Tais transformações, cuja velocidade, complexidade e alcance surpreenderam muitos de nós, introduziram alterações muito profundas – e por vezes radicais e definitivas – não apenas na organização das empresas, mas também nos processos produtivos e até no conteúdo dos respectivos títulos.

A par da modernização tecnológica que, na última década, acelerou o processo desencadeado no decénio anterior, assistimos ao redesenho institucional de empresas importantes no panorama da informação, traduzido ora na sua reestruturação interna ora na sua integração em grupos de média.

A par de reestruturações que criaram uma horda importante de desempregados e reformados precoces, cujas necessidades de digna subsistência obrigam muitos jornalistas seniores a trabalhar em falso regime de trabalho independente, inúmeros jovens licenciados dos cursos de jornalismo disputam no mercado escasso uma oportunidade de emprego.

Assim, temos um enorme contingente submetido, muitas vezes, a degradantes condições de trabalho, geralmente em regime precário – expresso na contratação a termo, no trabalho à peça em falso recibo verde, quando não em trabalho escravo, traduzido na utilização não remunerada de textos e imagens de jovens estagiários curriculares.

A concentração de meios de informação, por sua vez, agrava a situação de precariedade, devido ao controlo do mercado de trabalho por um conjunto restrito de grupos económicos, limitando a própria mobilidade e liberdade de emprego.

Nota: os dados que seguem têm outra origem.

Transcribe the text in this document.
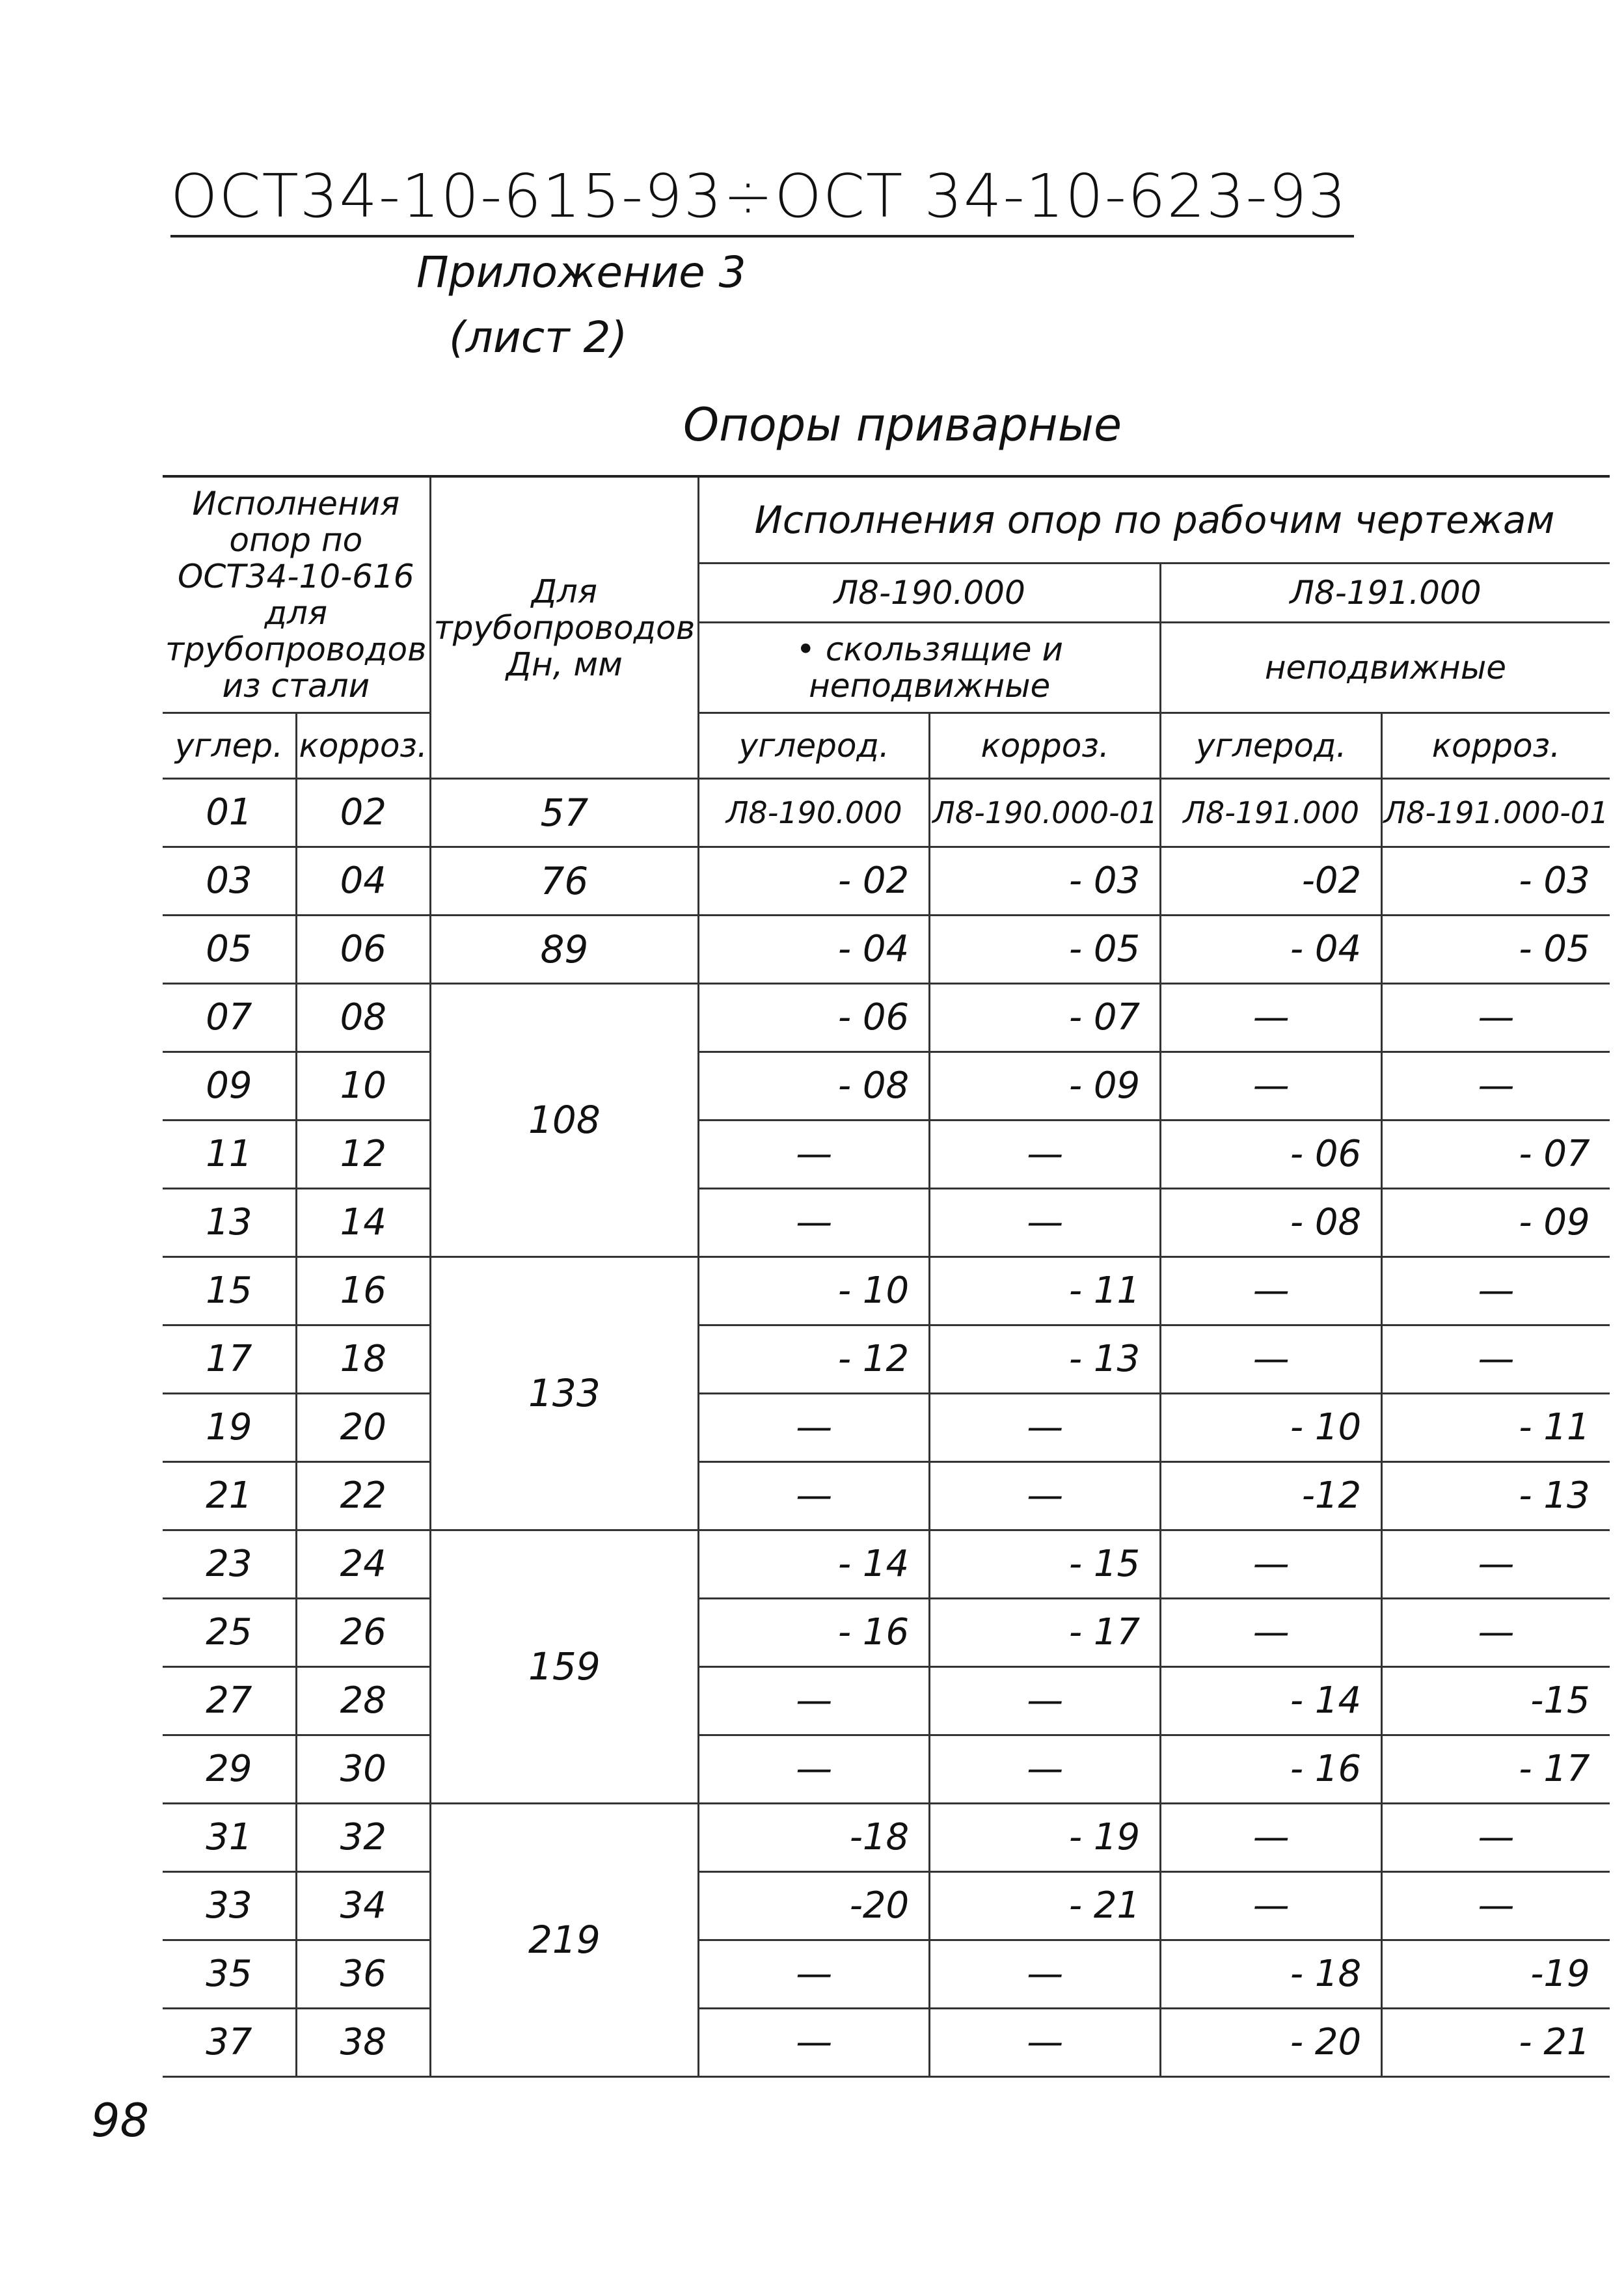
ОСТ34-10-615-93÷ОСТ 34-10-623-93
Приложение 3
(лист 2)
Опоры приварные
Исполнения опор по ОСТ34-10-616 для трубопроводов из стали		Для трубопроводов Дн, мм	Исполнения опор по рабочим чертежам			
			Л8-190.000		Л8-191.000	
			• скользящие и неподвижные		неподвижные	
углер.	корроз.		углерод.	корроз.	углерод.	корроз.
01	02	57	Л8-190.000	Л8-190.000-01	Л8-191.000	Л8-191.000-01
03	04	76	- 02	- 03	-02	- 03
05	06	89	- 04	- 05	- 04	- 05
07	08	108	- 06	- 07	—	—
09	10		- 08	- 09	—	—
11	12		—	—	- 06	- 07
13	14		—	—	- 08	- 09
15	16	133	- 10	- 11	—	—
17	18		- 12	- 13	—	—
19	20		—	—	- 10	- 11
21	22		—	—	-12	- 13
23	24	159	- 14	- 15	—	—
25	26		- 16	- 17	—	—
27	28		—	—	- 14	-15
29	30		—	—	- 16	- 17
31	32	219	-18	- 19	—	—
33	34		-20	- 21	—	—
35	36		—	—	- 18	-19
37	38		—	—	- 20	- 21
98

Estão assim criadas as condições objectivas para pôr em crise a própria diversidade informativa, não só pela possibilidade de uniformização de estratégias e critérios informativos, mas também pela reutilização sistemática de materiais informativos. Em última análise, é a liberdade de imprensa e a Democracia, de que esta também é fundadora, que estão em risco.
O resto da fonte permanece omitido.